My Speculative Trade:
Adding up these curiosities, I think Fairfax' bid is serious. I expect Watsa will try his best to purchase the company at $9 and I think there is enough value in the company for him to persuade his financiers. To this end, I think it is sound to buy stock or purchase $8.00 call options, expecting the stock to be trading at $9 or more within a few months.
However, I think it is entirely plausible that the deal will fail with Watsa voluntarily walking away or failing to find financing.
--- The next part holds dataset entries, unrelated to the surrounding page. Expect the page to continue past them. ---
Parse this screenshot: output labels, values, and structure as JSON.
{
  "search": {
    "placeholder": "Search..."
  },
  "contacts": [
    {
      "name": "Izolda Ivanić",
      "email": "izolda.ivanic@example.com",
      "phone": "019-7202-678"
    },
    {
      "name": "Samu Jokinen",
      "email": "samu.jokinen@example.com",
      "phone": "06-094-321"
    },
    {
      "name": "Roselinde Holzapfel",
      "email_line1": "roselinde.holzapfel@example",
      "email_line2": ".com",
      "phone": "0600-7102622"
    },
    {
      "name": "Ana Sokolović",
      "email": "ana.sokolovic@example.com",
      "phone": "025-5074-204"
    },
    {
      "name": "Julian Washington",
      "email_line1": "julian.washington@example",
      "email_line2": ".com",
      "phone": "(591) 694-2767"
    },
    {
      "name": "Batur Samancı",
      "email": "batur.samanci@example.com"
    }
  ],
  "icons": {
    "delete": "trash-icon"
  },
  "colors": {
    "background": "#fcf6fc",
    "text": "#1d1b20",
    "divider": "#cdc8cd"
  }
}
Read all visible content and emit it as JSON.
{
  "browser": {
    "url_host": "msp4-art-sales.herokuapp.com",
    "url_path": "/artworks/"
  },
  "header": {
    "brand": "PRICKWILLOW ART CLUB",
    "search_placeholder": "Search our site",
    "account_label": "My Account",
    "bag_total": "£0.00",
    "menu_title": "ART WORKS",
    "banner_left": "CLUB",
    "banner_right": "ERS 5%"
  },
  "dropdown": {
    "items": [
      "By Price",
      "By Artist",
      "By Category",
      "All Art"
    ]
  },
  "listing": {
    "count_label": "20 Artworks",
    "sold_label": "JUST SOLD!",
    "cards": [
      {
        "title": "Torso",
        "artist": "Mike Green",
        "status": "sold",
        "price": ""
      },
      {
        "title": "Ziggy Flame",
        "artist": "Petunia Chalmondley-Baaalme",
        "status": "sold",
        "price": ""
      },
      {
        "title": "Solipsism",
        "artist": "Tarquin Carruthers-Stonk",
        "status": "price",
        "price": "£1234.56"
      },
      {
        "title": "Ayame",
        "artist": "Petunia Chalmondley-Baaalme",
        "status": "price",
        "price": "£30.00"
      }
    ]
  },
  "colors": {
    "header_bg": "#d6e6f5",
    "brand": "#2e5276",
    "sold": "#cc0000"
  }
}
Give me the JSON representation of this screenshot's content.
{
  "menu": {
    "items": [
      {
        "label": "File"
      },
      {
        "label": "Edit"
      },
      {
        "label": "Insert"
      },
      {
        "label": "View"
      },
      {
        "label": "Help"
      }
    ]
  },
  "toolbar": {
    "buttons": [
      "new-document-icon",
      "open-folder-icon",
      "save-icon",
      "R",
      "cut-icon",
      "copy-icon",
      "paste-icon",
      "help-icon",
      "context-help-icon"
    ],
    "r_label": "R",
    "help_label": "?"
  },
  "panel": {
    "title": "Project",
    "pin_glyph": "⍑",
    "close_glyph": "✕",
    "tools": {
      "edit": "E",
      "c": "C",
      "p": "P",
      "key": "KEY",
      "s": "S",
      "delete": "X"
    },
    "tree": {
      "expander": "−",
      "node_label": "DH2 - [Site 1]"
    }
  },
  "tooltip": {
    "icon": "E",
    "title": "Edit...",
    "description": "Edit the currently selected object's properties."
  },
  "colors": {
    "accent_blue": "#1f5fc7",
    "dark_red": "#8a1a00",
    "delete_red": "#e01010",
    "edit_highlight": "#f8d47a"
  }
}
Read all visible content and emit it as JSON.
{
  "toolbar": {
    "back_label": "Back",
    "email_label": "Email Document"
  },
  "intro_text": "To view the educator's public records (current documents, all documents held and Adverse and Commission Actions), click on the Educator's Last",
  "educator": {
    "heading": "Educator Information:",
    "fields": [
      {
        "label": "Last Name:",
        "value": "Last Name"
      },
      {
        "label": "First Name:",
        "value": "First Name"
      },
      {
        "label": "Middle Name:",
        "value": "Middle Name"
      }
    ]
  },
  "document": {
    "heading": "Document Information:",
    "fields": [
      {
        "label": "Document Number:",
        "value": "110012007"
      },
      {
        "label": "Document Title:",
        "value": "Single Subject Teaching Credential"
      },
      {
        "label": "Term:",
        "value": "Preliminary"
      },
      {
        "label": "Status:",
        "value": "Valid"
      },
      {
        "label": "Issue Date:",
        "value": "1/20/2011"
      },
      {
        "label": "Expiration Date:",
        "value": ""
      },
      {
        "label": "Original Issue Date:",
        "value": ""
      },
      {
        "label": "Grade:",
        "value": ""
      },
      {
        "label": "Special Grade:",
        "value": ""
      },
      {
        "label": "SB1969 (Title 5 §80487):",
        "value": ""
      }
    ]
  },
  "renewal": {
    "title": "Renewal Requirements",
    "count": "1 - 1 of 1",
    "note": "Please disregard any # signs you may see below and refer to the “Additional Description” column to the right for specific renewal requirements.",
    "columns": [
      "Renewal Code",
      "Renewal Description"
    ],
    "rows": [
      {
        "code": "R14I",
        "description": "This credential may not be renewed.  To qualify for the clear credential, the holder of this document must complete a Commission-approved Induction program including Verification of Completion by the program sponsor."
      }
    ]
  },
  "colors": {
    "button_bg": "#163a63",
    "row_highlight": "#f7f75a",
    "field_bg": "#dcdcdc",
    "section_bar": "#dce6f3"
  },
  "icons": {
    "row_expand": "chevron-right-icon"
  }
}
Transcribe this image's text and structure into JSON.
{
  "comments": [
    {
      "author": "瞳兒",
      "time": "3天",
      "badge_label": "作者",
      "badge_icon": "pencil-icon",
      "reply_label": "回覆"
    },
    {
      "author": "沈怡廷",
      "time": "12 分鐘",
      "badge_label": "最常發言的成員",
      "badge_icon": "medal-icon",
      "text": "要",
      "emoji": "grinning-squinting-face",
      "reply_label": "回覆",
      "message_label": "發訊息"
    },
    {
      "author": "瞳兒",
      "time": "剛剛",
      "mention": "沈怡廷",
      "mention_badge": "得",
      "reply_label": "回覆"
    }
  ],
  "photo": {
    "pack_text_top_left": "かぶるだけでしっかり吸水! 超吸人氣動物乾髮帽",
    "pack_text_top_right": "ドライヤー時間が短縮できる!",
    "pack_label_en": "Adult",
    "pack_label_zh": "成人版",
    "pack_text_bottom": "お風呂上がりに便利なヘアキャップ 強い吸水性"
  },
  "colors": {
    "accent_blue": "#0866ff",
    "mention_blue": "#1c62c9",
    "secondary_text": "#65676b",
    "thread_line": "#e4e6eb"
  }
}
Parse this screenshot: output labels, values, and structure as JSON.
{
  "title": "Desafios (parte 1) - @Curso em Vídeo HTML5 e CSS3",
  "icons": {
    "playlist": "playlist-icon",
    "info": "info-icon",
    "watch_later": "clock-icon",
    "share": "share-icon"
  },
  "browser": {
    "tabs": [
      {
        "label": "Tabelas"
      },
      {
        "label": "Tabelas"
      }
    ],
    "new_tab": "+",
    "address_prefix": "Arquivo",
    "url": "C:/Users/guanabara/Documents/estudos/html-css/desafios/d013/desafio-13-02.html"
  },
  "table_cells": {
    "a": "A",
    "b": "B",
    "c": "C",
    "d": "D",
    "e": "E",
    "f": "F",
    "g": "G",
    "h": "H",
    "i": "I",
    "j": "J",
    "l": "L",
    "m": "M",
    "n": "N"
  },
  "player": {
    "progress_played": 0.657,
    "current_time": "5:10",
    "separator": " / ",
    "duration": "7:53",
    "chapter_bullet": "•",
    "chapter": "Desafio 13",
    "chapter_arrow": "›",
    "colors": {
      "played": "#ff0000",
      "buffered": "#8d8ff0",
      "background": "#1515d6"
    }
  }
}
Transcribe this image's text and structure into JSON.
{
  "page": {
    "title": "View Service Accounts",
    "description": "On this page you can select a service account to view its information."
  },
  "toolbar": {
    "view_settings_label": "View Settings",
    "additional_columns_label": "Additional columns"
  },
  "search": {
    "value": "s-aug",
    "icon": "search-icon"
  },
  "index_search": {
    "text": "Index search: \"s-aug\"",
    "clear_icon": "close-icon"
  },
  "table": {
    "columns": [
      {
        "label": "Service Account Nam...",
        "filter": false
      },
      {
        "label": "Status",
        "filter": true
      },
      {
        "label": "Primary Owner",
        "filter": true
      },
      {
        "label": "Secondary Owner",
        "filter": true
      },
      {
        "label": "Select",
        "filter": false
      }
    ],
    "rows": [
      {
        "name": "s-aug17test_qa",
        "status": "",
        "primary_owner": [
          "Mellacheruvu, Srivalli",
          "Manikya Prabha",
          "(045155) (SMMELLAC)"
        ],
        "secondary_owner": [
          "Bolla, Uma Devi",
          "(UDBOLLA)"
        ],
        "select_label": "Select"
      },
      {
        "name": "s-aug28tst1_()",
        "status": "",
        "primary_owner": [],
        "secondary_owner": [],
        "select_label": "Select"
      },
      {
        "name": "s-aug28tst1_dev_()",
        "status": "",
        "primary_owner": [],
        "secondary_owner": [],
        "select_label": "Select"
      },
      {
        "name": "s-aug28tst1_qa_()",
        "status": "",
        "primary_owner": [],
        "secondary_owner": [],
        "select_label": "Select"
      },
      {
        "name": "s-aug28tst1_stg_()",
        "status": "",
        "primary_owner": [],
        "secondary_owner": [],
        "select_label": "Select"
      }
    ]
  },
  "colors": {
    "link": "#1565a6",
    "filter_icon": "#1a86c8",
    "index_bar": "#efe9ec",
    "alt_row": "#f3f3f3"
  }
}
If this happens, it will mark a major strike against the firm's value: a renowned value investor with complete access to the company's books would have failed to find $9 of private value in the company. If this happens, it is doubtful the market will continue to value it at $8. Further, the curious accounting red flags or the clear governance concerns may lead to a big problem, producing an all-out doom spiral. To bet on full-out collapse is cheap. I suggest partly hedging the precarious long position by buying heaps of nearly free put options at $5 or less.
With this trade, the speculator can earn the 12.5% spread in the likely case the $9 bid firms up in November, while having an opportunity to reap great returns if a superior bid emerges, while having limited hedging in the event this fishy business reveals a whale of a problem.
Get long. Get short. BlackBerry at $8 ain't right. These are interesting times.
Additional disclosure: I may initiate a short position at any moment.